A Leader in Autism Services

A child uses colorful coins.

A child uses colorful coins during an applied behavior therapy exercise. /Photo from Shutterstock

Former teacher Melissa Willa ’98 created a network of trained professionals who help educators, families and children.

By Carol Marcy

Melissa Willa ’98 didn’t expect to establish a large business one day. She intended to be an elementary school teacher. Yet, by 2005, Willa had co-founded Gateway Learning Group with her spouse, Colin Davitian, whose background in finance and business development helped her create a company that trains educators and provides behavioral intervention services for families and children with autism and special needs.

“It’s tremendously rewarding to work in a field where you can watch a child learn to say ‘mama’ to a parent who thought their child would never be able to do so,” says Willa, “or to help a family delight in the natural back-and-forth of playing a game together.”
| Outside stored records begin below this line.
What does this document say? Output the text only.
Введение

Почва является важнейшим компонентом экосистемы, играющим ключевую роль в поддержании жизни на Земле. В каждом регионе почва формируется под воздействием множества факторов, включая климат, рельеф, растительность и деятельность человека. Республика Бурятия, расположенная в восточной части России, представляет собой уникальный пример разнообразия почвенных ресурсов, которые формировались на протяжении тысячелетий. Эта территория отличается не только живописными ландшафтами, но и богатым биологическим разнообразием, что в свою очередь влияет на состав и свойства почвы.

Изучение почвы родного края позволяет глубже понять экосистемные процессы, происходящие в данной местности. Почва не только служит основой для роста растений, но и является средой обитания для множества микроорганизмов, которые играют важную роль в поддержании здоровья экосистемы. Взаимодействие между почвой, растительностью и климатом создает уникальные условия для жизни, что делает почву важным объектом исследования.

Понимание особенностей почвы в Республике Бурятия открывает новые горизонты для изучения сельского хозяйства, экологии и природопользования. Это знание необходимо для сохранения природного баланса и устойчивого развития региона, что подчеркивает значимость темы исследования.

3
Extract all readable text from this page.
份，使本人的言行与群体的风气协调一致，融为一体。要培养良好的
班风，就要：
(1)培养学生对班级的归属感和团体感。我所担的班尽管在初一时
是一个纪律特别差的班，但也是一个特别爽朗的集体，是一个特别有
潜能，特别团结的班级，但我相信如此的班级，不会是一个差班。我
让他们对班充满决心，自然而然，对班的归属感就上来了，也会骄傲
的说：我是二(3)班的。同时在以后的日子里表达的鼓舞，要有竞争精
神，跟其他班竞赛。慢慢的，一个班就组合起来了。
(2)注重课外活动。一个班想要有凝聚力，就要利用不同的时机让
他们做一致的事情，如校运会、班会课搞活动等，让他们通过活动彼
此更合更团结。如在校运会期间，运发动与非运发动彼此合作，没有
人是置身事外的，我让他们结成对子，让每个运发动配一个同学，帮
The San Francisco-based company has grown to more than 500 employees in 17 counties throughout California, with recently launched locations in Colorado and Oregon. Staff work with children and families in their homes, schools, communities or at Gateway Learning Group centers. Willa’s company offers applied behavior analysis (ABA) therapy, a scientific approach that focuses on how learning occurs and uses behavioral principles to make significant changes in an individual’s behavior.

“For example,” Willa says, “to teach a child to request help, we set up a situation like opening a container to access a toy. We’ll initially reinforce the child turning to look at an adult or peer for assistance by providing natural reinforcement, such as access to the toy. Later, we might teach the child to say ‘help’ while looking at the adult. Then we might extend this to ‘help me please’ or include the name of the adult.”

This skill may be taught via sign language, a picture exchange, or a communication device, but the process of breaking down the skill into small components with repetition and reinforcement is the same. Early intervention can improve learning, communication and social skills, as well as underlying brain development, says Willa. Willa was introduced to and impressed by ABA as a Geneseo student studying elementary and special education. She worked with a local family who had hired consultants who specialized in ABA to work with their autistic son.

“This little boy’s world started to expand,” she says. “I was blown away by the power of ABA — the effectiveness for the child and for the improved quality of life it brought to the entire family.”

Willa sought out other opportunities to work with children with autism and learn about ABA while at Geneseo and taught general education for three years after graduation, but the scarcity of ABA professionals and the difference she saw ABA make was always on her mind. She earned a master’s degree in behavioral disorders at Teachers College, Columbia University, focusing on the applied behavior approach. Willa went on to help other teachers create model ABA classrooms and established a continuum of classrooms from preschool through high school for the San Francisco Unified School District.

Ultimately, Willa started her own company to bring ABA to more families. “I crave solutions where I can build something of value,” she says, “and help to lead and make a meaningful impact in my community.”

Throughout her career, Willa has been able to better people’s lives through education and therapy. Since 1999, she has donated to Geneseo — where she says she found her own path.

“My professional achievements were largely influenced by formative experiences during my undergraduate years,” she says. “It is an incredible feeling to know that your actions as a leader are contributing to others’ happiness. My time at Geneseo had a lasting impact on my career trajectory, and I will be forever grateful.”